Iglesia Metodista de Mexico

Mexican flag flying over historic cathedral in Mexico City.

In the spring of 1873, two bishops from rival American churches crossed the Rio Grande within weeks of each other — heading to the same country, with the same gospel, and the same dream.

One was Bishop Gilbert Haven of the Methodist Episcopal Church. The other was Bishop John Christian Keener of the Methodist Episcopal Church, South. They’d been on opposite sides of the American Civil War. Their denominations had split over slavery. And yet here they both were — planting Methodist churches on the same streets of Mexico City, sometimes nearly side by side.

The Iglesia Metodista de México traces its roots to that moment in 1873 — making it the first evangelical denomination to bring the gospel to Mexico. One of the first church buildings acquired was a former hospital chapel — the Capilla del Hospital de San Andrés — purchased by Bishop Keener on February 26, 1873. The first worship service was held on March 30, 1873, on the eve of Holy Week.

That’s a detail worth sitting with: the first Methodist service in Mexico, held in a hospital. A church born at the intersection of healing and proclamation.

For decades, the two American Methodist streams ran parallel — planting churches, opening schools, training pastors. In 1885, both streams organized their first Annual Conferences in Mexico City. By 1925, the two bishops began drafting a unification plan, and on July 8, 1930, the Iglesia Metodista de México was born as a fully autonomous, united church.

A Mexican church. Led by Mexicans. Rooted in Wesleyan grace.

Today, the Iglesia Metodista de México has approximately 50,000 members and 400 congregations spread across six episcopal areas covering 28 of Mexico’s 30 states.

And the reach of this church goes far beyond Sunday morning.

The church operates a university, two theological seminaries, 150 centers of theological extension education, 12 schools from kindergarten through high school, four social centers, two hospitals, two orphanages, two homes for the elderly, and two clinics. That’s not a denomination coasting on history. That’s a church deeply embedded in the daily life of its nation.

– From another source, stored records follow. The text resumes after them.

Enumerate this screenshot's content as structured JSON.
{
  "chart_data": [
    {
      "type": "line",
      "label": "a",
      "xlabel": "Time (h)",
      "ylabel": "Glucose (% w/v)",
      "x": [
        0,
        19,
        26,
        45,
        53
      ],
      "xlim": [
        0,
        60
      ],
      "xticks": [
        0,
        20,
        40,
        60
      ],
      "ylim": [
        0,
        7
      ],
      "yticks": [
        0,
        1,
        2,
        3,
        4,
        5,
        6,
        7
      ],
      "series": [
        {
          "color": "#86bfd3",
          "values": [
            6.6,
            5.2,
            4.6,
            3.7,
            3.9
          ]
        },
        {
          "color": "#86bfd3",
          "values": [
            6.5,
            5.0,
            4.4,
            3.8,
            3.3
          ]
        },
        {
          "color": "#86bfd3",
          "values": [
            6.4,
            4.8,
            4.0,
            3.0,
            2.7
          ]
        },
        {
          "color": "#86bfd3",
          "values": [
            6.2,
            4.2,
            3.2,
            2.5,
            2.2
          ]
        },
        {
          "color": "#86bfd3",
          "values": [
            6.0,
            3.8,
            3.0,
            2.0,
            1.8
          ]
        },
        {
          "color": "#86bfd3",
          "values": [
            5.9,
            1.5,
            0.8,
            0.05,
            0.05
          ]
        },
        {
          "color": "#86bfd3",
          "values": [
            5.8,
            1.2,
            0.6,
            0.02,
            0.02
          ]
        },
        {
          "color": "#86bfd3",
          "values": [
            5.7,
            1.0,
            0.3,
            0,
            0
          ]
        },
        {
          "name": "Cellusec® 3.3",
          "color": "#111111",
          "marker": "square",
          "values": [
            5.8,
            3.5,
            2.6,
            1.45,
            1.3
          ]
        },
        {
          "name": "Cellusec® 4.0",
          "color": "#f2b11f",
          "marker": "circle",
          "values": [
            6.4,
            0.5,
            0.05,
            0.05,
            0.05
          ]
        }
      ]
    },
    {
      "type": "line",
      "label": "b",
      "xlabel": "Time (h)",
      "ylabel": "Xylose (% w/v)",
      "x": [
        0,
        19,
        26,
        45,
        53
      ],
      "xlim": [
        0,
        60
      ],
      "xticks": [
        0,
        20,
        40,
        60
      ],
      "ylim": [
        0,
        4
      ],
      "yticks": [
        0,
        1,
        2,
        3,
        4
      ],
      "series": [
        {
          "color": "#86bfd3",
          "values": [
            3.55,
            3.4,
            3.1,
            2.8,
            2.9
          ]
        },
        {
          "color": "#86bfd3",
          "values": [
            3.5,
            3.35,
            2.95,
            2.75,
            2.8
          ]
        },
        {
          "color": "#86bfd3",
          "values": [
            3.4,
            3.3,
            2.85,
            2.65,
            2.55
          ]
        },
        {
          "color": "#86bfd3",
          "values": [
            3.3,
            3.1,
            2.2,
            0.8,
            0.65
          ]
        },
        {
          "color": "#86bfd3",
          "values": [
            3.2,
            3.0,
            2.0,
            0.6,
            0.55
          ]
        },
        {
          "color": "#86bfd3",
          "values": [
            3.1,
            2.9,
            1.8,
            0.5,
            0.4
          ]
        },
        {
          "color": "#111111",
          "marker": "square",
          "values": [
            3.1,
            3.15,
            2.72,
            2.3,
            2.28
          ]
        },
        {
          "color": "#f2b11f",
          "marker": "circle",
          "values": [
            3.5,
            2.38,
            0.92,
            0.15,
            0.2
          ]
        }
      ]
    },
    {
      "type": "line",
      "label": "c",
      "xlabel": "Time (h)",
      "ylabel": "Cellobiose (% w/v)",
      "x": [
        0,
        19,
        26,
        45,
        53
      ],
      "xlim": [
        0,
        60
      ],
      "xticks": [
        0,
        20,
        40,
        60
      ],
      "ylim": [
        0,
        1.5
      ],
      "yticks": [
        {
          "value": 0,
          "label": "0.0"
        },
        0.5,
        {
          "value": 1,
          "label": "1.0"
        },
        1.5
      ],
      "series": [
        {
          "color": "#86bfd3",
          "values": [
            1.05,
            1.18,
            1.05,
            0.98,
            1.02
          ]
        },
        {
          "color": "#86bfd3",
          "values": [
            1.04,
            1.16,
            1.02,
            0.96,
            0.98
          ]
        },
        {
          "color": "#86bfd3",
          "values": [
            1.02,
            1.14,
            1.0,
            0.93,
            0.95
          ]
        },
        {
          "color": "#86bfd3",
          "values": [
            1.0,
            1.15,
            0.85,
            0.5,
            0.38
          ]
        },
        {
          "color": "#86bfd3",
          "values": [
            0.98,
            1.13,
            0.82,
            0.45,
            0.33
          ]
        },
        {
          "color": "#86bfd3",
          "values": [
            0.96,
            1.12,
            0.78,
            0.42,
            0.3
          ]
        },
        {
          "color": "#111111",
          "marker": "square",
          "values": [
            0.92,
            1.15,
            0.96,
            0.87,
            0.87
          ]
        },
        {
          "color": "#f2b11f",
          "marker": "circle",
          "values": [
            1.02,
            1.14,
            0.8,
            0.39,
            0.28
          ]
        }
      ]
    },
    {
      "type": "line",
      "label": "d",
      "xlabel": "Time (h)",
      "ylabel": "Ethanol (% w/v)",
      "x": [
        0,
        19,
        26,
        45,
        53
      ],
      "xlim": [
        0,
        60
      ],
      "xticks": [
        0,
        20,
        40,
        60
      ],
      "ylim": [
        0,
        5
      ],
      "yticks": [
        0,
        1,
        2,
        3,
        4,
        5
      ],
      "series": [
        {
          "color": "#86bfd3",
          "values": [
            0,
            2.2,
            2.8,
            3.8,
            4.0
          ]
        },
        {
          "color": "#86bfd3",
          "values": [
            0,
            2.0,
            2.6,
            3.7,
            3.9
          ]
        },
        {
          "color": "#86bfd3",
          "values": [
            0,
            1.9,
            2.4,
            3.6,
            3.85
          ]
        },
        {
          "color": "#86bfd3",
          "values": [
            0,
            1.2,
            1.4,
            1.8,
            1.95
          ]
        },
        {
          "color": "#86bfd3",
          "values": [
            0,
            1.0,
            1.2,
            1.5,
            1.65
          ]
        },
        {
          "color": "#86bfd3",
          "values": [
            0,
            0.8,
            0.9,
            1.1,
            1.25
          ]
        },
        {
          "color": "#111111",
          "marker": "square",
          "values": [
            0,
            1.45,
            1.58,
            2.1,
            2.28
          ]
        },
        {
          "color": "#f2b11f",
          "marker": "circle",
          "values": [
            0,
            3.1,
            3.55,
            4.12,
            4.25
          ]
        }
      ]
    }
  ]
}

World Methodist Evangelism was honored to partner with the Methodist Church of Mexico in providing evangelism training in Tijuana in 2017.

At 150 years of presence in Mexico, the church declares it has extended to practically the entire country with more than 500 congregations. The mission statement from their national office says it plainly: they exist “to extend the Kingdom of God, to strengthen and promote the integral Christian life of the members of the Church.”

Integral. Whole. Every part of a person. Every part of society.

That’s Wesleyan theology in action — and it looks remarkable in Mexico.

A Prayer for the Methodist Church of Mexico

Lord of the nations, we give You thanks for the Iglesia Metodista de México — for the two bishops who crossed the Rio Grande with the same gospel, and for 150 years of faithful witness that followed. We pray for every congregation spread across this beautiful nation. Strengthen the pastors and lay leaders who serve week after week in communities both urban and rural. Bless the seminaries and the 150 theological extension centers as they form the next generation of Mexican Methodist leaders. May the hospitals, schools, orphanages, and social centers be living parables of Your Kingdom — places where people encounter not just services, but the love of Jesus Christ. And may our whole global Wesleyan family be strengthened by the example of our brothers and sisters in Mexico — who took a divided inheritance and built something unified, rooted, and flourishing. Amen.